Apriti cielo, i social si sono scatenati. In pochi, quasi nessuno, hanno provato a obiettare che il linguaggio giuridico ha delle sue specificità e una semantica precisa. Ha vinto la spirale del silenzio, alla quale scelgo di non sottomettermi. Non sono un giurista, ma sono un cittadino, e in quanto tale mi preme di sottolineare alcuni punti.

– Se vale ancora qualcosa, in un mondo dominato da buzzurri, l’idea del carcere come pena riabilitativa, allora dobbiamo fare lo sforzo filosofico di pensare al concetto di riabilitazione come qualcosa che si applica a casi gravi, gravissimi, proprio come questo. L’alternativa è la pena di morte, quella della sala con la vetrata da cui potete guardare comodamente seduti negli USA. La civiltà di una società si misura nella sua capacità di mantenere saldo questo principio, che altro non è che conseguenza concreta di un’idea che andiamo perdendo: quella che i colpevoli sono tali, ma mantengono dei diritti.

– Provare empatia verso le vittime è più facile che farlo per gli assassini, di solito. La ragazza uccisa in questo caso è stata strappata via al mondo in maniera atroce, povera lei. Il suo nome non lo faccio qui e non l’ho fatto altrove, per profondo rispetto. Non ho intenzione di partecipare a un teatrino che aborro. Ho fatto quello dell’assassino nel titolo, perché il suo nome – così si è barbaricamente deciso – è di pubblico dominio in quanto sinonimo del Male. E tuttavia in questa storia non c’è un’unica vittima. Ci sono molte vittime, e una di queste è proprio l’assassino, la cui vita – propria e dei suoi cari – è stata (da sé) irrimediabilmente rovinata. Questo, checché ne vogliano i rabbiosi in cerca di punizioni, è un dato di fatto. L’assassino è vittima di se stesso, ma pur sempre vittima.

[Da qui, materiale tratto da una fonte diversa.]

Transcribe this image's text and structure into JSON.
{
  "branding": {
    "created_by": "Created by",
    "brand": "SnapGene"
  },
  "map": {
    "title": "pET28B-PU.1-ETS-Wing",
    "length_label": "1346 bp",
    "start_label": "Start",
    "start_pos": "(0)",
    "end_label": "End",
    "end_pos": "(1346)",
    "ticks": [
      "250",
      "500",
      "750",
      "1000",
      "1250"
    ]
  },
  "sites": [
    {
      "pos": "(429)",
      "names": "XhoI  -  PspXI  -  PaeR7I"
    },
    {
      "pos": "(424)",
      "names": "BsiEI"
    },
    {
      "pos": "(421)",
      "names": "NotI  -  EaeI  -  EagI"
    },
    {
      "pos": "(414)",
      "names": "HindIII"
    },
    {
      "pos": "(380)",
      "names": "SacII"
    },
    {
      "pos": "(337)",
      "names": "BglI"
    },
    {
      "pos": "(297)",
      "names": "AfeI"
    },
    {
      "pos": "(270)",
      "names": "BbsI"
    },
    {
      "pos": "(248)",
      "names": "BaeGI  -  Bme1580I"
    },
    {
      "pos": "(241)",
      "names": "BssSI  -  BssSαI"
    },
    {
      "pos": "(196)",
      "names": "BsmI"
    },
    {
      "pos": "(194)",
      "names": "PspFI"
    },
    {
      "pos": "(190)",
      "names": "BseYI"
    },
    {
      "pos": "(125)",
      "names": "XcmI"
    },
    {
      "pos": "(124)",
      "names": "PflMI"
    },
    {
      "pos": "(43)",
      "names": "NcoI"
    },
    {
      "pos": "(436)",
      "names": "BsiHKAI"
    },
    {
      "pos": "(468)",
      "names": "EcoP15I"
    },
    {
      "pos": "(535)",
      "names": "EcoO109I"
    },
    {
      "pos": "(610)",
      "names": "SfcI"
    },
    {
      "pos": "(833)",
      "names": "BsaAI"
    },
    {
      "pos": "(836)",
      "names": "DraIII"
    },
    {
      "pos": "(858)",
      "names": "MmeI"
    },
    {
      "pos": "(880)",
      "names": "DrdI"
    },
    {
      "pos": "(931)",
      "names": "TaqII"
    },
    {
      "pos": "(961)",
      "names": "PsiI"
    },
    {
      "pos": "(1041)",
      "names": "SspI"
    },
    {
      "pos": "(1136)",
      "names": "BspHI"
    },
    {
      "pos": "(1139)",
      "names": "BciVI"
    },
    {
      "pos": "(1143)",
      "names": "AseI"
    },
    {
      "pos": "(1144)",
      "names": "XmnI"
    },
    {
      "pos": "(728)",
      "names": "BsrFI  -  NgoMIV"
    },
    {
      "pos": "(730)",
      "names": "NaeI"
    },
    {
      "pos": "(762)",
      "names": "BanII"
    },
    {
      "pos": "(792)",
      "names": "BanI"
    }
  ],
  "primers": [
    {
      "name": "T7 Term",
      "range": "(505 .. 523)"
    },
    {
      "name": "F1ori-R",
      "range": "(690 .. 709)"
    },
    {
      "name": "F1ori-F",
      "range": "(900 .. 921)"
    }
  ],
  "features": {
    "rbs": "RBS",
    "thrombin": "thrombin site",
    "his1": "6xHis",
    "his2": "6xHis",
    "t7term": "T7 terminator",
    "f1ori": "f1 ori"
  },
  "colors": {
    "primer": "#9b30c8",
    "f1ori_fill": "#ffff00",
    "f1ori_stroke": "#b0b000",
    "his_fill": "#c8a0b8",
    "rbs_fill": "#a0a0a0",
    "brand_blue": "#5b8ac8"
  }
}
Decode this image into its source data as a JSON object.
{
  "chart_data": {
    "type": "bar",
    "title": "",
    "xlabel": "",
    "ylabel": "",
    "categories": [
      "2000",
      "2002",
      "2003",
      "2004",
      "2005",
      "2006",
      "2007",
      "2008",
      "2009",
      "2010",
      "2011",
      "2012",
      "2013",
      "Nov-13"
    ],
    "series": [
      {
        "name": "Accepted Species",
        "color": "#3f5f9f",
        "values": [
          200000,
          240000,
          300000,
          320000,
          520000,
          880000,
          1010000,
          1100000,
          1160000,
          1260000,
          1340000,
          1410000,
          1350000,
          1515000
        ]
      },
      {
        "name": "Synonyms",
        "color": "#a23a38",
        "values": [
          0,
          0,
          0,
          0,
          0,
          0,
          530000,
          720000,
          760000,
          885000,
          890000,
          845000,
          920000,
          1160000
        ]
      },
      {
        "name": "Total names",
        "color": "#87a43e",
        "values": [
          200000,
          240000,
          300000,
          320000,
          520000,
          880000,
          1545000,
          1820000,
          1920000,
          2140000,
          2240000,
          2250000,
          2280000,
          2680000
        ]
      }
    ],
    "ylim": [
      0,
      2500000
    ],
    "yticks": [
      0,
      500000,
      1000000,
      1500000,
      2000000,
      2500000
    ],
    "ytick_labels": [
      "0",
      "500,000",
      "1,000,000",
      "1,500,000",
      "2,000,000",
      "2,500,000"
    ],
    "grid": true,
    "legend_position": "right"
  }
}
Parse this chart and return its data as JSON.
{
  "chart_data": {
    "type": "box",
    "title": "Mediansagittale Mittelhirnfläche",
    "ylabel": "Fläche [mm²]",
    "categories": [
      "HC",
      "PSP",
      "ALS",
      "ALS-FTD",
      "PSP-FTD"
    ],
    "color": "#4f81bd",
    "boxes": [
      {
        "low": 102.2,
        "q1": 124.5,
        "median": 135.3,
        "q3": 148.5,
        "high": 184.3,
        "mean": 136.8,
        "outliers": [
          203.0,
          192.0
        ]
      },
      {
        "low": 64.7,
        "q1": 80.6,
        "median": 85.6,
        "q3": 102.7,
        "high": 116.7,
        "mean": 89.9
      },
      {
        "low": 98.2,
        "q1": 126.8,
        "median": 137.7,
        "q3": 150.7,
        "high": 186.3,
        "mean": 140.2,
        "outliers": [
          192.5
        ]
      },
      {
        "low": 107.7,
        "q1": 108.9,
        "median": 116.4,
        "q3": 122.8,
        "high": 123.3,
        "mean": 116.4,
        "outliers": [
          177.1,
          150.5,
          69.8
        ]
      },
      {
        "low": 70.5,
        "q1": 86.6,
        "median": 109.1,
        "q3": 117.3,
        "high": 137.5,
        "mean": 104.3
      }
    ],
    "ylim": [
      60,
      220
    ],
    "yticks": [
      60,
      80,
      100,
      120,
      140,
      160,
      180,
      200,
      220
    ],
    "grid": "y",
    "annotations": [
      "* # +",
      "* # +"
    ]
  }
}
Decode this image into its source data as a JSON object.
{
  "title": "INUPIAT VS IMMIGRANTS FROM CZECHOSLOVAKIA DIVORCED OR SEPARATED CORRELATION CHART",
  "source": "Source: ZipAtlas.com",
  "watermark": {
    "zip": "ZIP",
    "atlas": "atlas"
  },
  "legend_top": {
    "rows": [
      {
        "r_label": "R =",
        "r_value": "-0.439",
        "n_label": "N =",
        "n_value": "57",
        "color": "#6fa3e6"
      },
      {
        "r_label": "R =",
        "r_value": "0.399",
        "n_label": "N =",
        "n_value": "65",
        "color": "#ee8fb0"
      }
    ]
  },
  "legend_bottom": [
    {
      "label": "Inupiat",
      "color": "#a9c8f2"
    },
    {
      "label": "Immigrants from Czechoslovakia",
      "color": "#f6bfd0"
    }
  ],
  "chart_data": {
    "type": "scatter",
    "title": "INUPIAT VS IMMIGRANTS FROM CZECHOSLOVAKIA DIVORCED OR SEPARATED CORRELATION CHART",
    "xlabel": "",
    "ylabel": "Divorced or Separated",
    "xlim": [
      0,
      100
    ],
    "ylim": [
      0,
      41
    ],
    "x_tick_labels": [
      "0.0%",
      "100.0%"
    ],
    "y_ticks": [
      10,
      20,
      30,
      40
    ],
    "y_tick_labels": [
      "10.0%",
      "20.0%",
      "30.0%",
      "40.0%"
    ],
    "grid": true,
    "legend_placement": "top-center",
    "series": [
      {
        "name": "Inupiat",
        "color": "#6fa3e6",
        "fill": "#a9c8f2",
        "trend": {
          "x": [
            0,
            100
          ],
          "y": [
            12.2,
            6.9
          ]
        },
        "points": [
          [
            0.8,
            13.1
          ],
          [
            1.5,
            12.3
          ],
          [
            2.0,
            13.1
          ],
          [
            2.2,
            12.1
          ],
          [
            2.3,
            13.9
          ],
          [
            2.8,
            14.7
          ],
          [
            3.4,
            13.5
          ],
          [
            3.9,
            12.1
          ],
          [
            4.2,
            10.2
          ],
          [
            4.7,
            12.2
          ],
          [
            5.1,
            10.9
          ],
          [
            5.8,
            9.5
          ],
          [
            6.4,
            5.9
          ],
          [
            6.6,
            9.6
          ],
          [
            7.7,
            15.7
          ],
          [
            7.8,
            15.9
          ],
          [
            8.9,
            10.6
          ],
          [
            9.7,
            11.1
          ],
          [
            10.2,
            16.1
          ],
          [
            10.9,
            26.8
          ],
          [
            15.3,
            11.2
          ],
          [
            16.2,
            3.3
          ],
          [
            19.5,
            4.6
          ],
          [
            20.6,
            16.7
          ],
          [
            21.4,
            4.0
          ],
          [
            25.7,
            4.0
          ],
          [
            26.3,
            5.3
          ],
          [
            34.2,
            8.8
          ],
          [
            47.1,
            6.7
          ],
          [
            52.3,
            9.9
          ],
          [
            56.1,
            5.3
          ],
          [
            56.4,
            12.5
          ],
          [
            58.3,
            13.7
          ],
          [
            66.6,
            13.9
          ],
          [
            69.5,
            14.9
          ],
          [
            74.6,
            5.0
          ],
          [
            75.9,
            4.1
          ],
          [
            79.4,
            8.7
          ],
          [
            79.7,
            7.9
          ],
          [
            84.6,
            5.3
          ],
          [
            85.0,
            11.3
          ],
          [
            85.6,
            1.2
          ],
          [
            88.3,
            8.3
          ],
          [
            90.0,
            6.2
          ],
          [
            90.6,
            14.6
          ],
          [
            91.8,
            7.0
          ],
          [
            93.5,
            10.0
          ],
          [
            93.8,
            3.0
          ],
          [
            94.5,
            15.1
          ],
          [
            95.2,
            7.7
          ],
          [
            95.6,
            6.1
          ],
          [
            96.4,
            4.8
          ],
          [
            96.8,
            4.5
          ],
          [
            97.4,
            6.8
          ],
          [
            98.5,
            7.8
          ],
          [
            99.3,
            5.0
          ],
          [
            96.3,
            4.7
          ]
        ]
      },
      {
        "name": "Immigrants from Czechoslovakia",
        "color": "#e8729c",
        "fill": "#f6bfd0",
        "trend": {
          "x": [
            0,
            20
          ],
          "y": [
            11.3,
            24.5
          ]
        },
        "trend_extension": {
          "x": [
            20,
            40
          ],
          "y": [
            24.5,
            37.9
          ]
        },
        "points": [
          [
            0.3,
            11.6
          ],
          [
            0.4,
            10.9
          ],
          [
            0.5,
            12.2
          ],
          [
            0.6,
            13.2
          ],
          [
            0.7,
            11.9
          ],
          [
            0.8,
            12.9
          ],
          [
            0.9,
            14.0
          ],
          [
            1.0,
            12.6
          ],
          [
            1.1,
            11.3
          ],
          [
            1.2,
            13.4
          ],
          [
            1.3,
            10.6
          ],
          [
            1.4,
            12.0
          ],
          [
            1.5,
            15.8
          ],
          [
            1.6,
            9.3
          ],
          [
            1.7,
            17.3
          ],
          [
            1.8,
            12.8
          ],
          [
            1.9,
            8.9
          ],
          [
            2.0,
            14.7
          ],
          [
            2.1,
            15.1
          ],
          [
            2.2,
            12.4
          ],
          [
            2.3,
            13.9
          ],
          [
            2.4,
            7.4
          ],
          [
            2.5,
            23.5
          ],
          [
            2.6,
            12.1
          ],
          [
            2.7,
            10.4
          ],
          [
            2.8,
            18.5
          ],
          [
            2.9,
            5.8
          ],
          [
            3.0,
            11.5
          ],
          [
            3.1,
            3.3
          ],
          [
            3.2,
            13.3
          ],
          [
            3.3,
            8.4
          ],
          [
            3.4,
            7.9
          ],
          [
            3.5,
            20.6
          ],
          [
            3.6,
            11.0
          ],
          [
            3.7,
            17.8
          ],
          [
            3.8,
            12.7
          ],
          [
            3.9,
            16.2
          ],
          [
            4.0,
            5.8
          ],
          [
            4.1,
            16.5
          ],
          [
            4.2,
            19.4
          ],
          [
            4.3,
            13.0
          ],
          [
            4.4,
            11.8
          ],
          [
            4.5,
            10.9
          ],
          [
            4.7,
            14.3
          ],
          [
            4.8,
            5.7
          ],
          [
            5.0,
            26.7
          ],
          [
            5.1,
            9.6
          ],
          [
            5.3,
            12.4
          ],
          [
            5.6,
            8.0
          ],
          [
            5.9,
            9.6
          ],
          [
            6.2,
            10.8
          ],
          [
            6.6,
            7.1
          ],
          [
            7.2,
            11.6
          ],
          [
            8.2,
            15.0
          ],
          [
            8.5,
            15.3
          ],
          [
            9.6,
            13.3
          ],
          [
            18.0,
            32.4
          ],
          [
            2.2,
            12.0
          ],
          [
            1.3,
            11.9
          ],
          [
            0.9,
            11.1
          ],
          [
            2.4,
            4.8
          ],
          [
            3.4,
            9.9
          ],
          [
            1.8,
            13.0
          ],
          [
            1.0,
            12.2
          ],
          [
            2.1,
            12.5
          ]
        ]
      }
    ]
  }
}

– Se l’assassino ha ancora un barlume di coscienza, da qualche parte, allora passerà il resto dei suoi giorni a tormentarsi, che mi sembra non poco. Se non ha alcun barlume di coscienza, allora è patologico. In ciascuno dei due casi, accanirsi nei suoi riguardi è una forma di violenza (infierisci o contro chi già da sé si sta fustigando, o contro chi è malato). Tertium non datur.

– Prendersela con l’assassino, sottoporlo a un linciaggio mediatico che è pura pornografia, è una faciloneria etica e una mossa ipocrita. A poco o nulla serve. Diverso sarebbe “usare” l’accaduto per porre in essere una riflessione, anche scomoda, anche convocante, di ordine sociale e culturale. Mi sembra però che in questo caso non sia andata così, o solo in parte.

– La tenuta della nozione di diritto si misura proprio attraverso i casi che assumono un carattere di “esemplarità”. Qui mi pare che la vox populi abbia deciso come segue: punirne uno per educarne cento. Ma questo è molto lontano da un’idea sana di diritto.

– Infine, la mancata aggravante, il casus belli: il ragazzo ha ottenuto l’ergastolo. Non mi sembra che ci siano andati leggeri. Eppure questo per la stragrande maggioranza dei commentatori non è bastato. Passino le considerazioni dei famigliari della vittima, cui possiamo conferire una sorta di lasciapassare emotivo. Ma agli altri mi viene da dire: cosa volevate, cosa volevi, dunque? Cosa ti avrebbe placato? Quale grado di forzatura del diritto avrebbe saziato il tuo livore? E cosa speri che facciano ora le tue pressioni?

Vuoi che l’assassino si impicchi? Vuoi che lo ammazzino in carcere? O preferiresti che fosse legato e appeso in una piazza, per farne pubblico scempio? Con che orrenda facilità siamo arrivati a piegare il diritto e l’umanità per soddisfare solo le nostre più effimere pulsioni.

E quando l’assassino sarà morto, morta la vittima e morto il carnefice, ristabilito l’equilibrio universale nella morte, potrai dirti soddisfatto, o ci saranno ancora la sua salma prima e la sua tomba poi da castigare?